Cerchiamo dunque di illustrare quali sono gli errori più comuni che si ritrovano nel momento in cui si seguono le ricerche, i risultati e gli interventi dei ricercatori e dei clinici che aderiscono alle teorie di genere.

Selettività nelle ricerche e nelle citazioni

I ricercatori che aderiscono alle teorie di genere hanno come scopo quello di mostrare i dati della violenza domestica esclusivamente come violenza sulle donne; questo perché vi è la convinzione, come riportato sopra, che la violenza sia dettata dal mantenimento del potere e dei “privilegi maschili” conservati dal patriarcato. La conseguenza di questo atteggiamento produce una serie di errori metodologici in quanto vi è l’ errore di fondo di voler a tutti i costi confermare le proprie teorie piuttosto che cercare di falsificarle. Tra le scelte metodologiche più comuni troviamo il fare ricerca su campioni specifici della popolazioni i cui risultati vengono poi indebitamente riversati sulla popolazione generale, come ad esempio chi effettua inchieste e misurazioni sulle donne che si rivolgono ai centri antiviolenza o sugli uomini arrestati e mandati in terapia per ordine del tribunale (Dutton, 2005; Hamel, 2005); un altro errore viene anche da alcune ricerche nazionali promosse dallo stato che solitamente mostrano maggiori tassi di vittimizzazione femminile e di perpetrazione maschile.
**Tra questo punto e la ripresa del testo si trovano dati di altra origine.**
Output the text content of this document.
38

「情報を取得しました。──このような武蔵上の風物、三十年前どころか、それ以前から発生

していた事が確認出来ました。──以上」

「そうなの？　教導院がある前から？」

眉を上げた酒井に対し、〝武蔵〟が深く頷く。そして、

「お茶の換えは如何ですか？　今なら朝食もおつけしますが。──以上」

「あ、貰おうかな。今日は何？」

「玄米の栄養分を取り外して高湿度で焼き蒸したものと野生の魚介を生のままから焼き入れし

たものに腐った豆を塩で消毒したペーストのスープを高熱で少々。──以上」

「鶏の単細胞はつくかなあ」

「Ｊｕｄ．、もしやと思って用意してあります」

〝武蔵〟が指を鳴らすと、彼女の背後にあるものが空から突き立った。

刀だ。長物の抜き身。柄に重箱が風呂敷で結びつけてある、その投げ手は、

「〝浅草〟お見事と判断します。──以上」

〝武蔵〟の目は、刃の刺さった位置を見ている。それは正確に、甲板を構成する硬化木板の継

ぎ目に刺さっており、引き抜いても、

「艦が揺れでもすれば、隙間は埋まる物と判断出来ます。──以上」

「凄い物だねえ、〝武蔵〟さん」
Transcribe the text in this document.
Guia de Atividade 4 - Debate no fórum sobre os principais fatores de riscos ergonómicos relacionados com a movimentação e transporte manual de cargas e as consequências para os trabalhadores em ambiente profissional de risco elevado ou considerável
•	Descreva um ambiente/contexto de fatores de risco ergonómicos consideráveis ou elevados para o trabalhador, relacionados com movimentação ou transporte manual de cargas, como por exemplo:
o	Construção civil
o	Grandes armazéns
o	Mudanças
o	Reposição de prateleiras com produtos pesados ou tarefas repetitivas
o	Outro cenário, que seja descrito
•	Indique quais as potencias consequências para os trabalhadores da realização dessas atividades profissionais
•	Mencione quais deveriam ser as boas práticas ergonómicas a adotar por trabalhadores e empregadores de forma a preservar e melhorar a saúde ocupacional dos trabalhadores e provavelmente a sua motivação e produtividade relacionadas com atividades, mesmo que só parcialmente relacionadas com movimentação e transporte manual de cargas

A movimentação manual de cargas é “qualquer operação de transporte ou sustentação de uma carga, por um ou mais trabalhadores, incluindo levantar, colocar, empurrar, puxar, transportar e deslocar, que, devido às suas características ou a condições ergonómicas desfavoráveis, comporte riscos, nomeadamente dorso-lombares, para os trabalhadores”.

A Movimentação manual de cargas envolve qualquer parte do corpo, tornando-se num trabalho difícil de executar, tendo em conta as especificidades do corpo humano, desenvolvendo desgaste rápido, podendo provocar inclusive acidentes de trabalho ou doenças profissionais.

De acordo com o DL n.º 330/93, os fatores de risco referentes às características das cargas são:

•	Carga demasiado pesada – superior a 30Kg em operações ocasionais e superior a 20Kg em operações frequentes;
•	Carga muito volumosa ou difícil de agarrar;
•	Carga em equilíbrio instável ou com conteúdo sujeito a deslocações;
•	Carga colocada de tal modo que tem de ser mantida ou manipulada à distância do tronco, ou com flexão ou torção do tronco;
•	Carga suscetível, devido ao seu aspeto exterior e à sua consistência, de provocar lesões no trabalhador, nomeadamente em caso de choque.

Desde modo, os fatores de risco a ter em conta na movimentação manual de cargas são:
Riguardo a questo genere di ricerche le obiezioni da rivolgere sono le seguenti:

in alcune ricerche nazionali l’ indagine viene presentata come una ricerca volta a rilevare la “violenza contro le donne”, di fatto ponendo dei filtri che impediscono una corretta stima delle violenze verso gli uomini (Dutton e Nicholls, 2005); quanto segue è confermato dal National Violence Against Women Survey (Tjaden e Thoennes, 1998) e dall’ ISTAT che nel 2006 ha promosso un’ indagine comprendente anche gli episodi di violenza domestica dove gli uomini non erano contemplati come vittime ma solo come autori di reato;
in Canada è stata promossa un’ indagine denominata Canadian Violence against Women survey (Johnson e Sacco, 1995) attraverso la CTS, uno strumento in grado di rilevare gli episodi violenti all’ interno della coppia/famiglia, episodi valutati come la conseguenza di una situazione conflittuale tra i partner (Straus, 1979). La CTS è una scala che viene somministrata ad entrambi i partner, uomini e donne, tuttavia Johnson e Sacco hanno omesso di somministrare la parte relativa alle violenze perpetrate alle donne le quali hanno dovuto rispondere solo in riferimento agli episodi di vittimizzazione subiti;
in riferimento al NVAWS (Tjaden e Thoennes, 1998, 2000) Johnson e Leone (2005) hanno cercato di studiare le coppie in cui venivano commesse le violenze più gravi ma lo hanno fatto prendendo solo gli uomini in qualità di aggressori; le donne non sono state considerate né si è cercato di valutare se potevano rientrare in questo profilo (intimate terrorist);
riportiamo infine il report molto acclamato e stimato dell’ Organizzazione Mondiale della Sanità (Krug, Dahlberg, Mercy, Zwi, Lozano, e World Health Organization, 2002) secondo il quale la maggior parte delle violenze commesse dalle donne è dovuta all’ autodifesa, ovvero alla minaccia alla propria incolumità; tale conclusione si basa erroneamente su tre studi: il primo (Saunders, 1986) aveva rilevato che solo un terzo delle donne aveva ricorso alla violenza per proteggersi (31% del gruppo che aveva commesso violenze lievi vs. 39% che aveva commesso violenze gravi), dunque i due terzi delle donne avevano aggredito per altri motivi; il secondo (DeKeseredy, Saunders, Schwartz, e Shahid, 1997) aveva trovato che solo il 7% delle donne aveva utilizzato forme di violenza per difendersi dal partner, mentre il terzo (Johnson e Ferraro, 2000) è un articolo che riprende anche l’ autodifesa delle donne quale motivo principale per usare la violenza, senza confermare quanto detto dal report, citando i due studi precedenti (Saunders, 1986; DeKeserdy et al., 1997) e non fornendo dati originali.
L’ uso di tali metodologie unito alle iniziative governative che mostrano le donne come uniche vittime influisce sulla percezione della violenza domestica nei confronti degli uomini come un crimine. Questo potrebbe influire non poco sulla capacità di rilevare gli uomini vittime di violenza da parte della partner in quanto si è visto che gli uomini si rivolgono alla polizia con una frequenza dieci volte inferiore rispetto alle donne (Stets e Straus, 1992a).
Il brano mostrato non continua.